Aus allen Jahresrückblicken ragt der 11. September wie ein riesiger Solitär heraus. Gewiss ist der Satz, nach dem 11. September werde nichts mehr so sein wie zuvor, ebenso oft ausgesprochen wie falsch. Aber ein Einschnitt war er schon, eine Erfahrung der Verletzlichkeit moderner Zivilisation und von den Bedrohungspotenzialen gewalttätiger Verirrungen.

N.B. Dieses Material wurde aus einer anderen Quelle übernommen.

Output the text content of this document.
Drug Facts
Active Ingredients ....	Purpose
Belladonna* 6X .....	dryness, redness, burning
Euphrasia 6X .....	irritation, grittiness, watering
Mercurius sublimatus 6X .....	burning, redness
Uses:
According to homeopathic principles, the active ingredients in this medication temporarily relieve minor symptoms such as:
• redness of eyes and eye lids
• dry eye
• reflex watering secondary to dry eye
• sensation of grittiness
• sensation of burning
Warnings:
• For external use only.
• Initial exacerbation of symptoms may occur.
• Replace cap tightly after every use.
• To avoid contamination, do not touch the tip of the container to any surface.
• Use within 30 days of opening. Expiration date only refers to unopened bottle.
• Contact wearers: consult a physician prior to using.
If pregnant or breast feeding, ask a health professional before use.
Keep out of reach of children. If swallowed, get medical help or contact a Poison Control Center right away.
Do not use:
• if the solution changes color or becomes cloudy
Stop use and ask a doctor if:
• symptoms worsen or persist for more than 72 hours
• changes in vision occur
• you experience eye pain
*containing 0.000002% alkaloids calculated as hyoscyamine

Die Einsicht in die Notwendigkeit von Politik, die Schutzfunktion des Staates und das Angewiesensein auf internationale Zusammenarbeit ist sprunghaft gewachsen. Freiheit und Sicherheit sind keine Gegensätze, sie bedingen sich gegenseitig. Drei Folgerungen sollten für das kommende Jahr bewahrt werden: Unsere Freiheitsordnung muss wachsam und wehrhaft bleiben. Nach dem 11. September war viel von "Schläfern" die Rede, was unterstreicht, dass der freiheitliche Rechtsstaat nicht zum Nachtwächterstaat verkommen darf. Und dass Demokraten für den Zustand ihres Gemeinwesens verantwortlich sind. Ohne demokratisches Engagement geht es nicht. In einer offenen Welt, in der Menschen unterschiedlicher Abstammung und Herkunft zusammenleben, heißt das auch Integration. Die ist wichtiger als jede gesetzlich gesteuerte Erhöhung von Zuwanderung. Integration erfordert den Willen, miteinander zu leben - das gilt für Alteingesessene wie neu Zugewanderte gleichermaßen. Frieden und Sicherheit sind im Zeitalter der Globalisierung nicht teilbar. Daraus folgt die Notwendigkeit internationaler Zusammenarbeit. Die USA haben Anspruch auf Solidarität, ihre Führungsrolle bleibt unverzichtbar. Aber als alleinige Führungsmacht in der Welt sind sie auf Dauer überfordert, eine stabile Welt-Friedensordnung muss sich multilaterale Führung gründen. Die Unterschiede zwischen den verschiedenen Teilen der Welt dürfen nicht so unerträglich groß bleiben. Ansätze für weltweite Zusammenarbeit seit dem 11. September müssen vor allem zum Abbau dieser Unterschiede und Spannungen genutzt werden. Die Vereinten Nationen werden bedeutsamer und müssen gestärkt werden. Europäische Einigung wird wichtiger denn je.

Nach dem 11. September waren plötzlich die Nationalstaaten wieder die Hauptakteure. Von der NATO war wenig zu vernehmen, von der EU fast gar nichts. Dabei ist gerade jetzt mehr Zusammenarbeit und Integration gefragt. Nur gemeinsam können wir Europäer unsere Interessen wirkungsvoll wahrnehmen und unserer Verantwortung für den Zustand dieser Welt gerecht werden. Dem Konvent, den der Gipfel in Laeken beschlossen hat, muss es gelingen, eine Ordnung zu entwerfen, in der sich Vielfalt in Europa durch eine Bewahrung nationaler Eigenständigkeit mit Handlungsfähigkeit auf den Feldern von Sicherheit und Wirtschaft verbindet. In dieser Ordnung müssen europäische Entscheidungen durch demokratisch legitimierte europäische Institutionen getroffen werden, was eine klare Unterscheidung zwischen europäischen und nationalen Zuständigkeiten voraussetzt. Je überzeugender der Entwurf des Konvents, umso weniger werden sich nationale Regierungen einem solchen Konzept verweigern können.

Der 11. September hat die grundlegenden Werte von Freiheit, Demokratie und Menschenrechten bedroht. Sollen sie verteidigt werden, müssen sie ernst genommen werden. Menschenwürde und Gerechtigkeit, Solidarität und Toleranz, im Grundsätzlichen und weltweit, aber auch ganz konkret zu Hause und im Alltag. Je besser das gelingt, umso mehr ist Hoffnung für das Jahr 2002.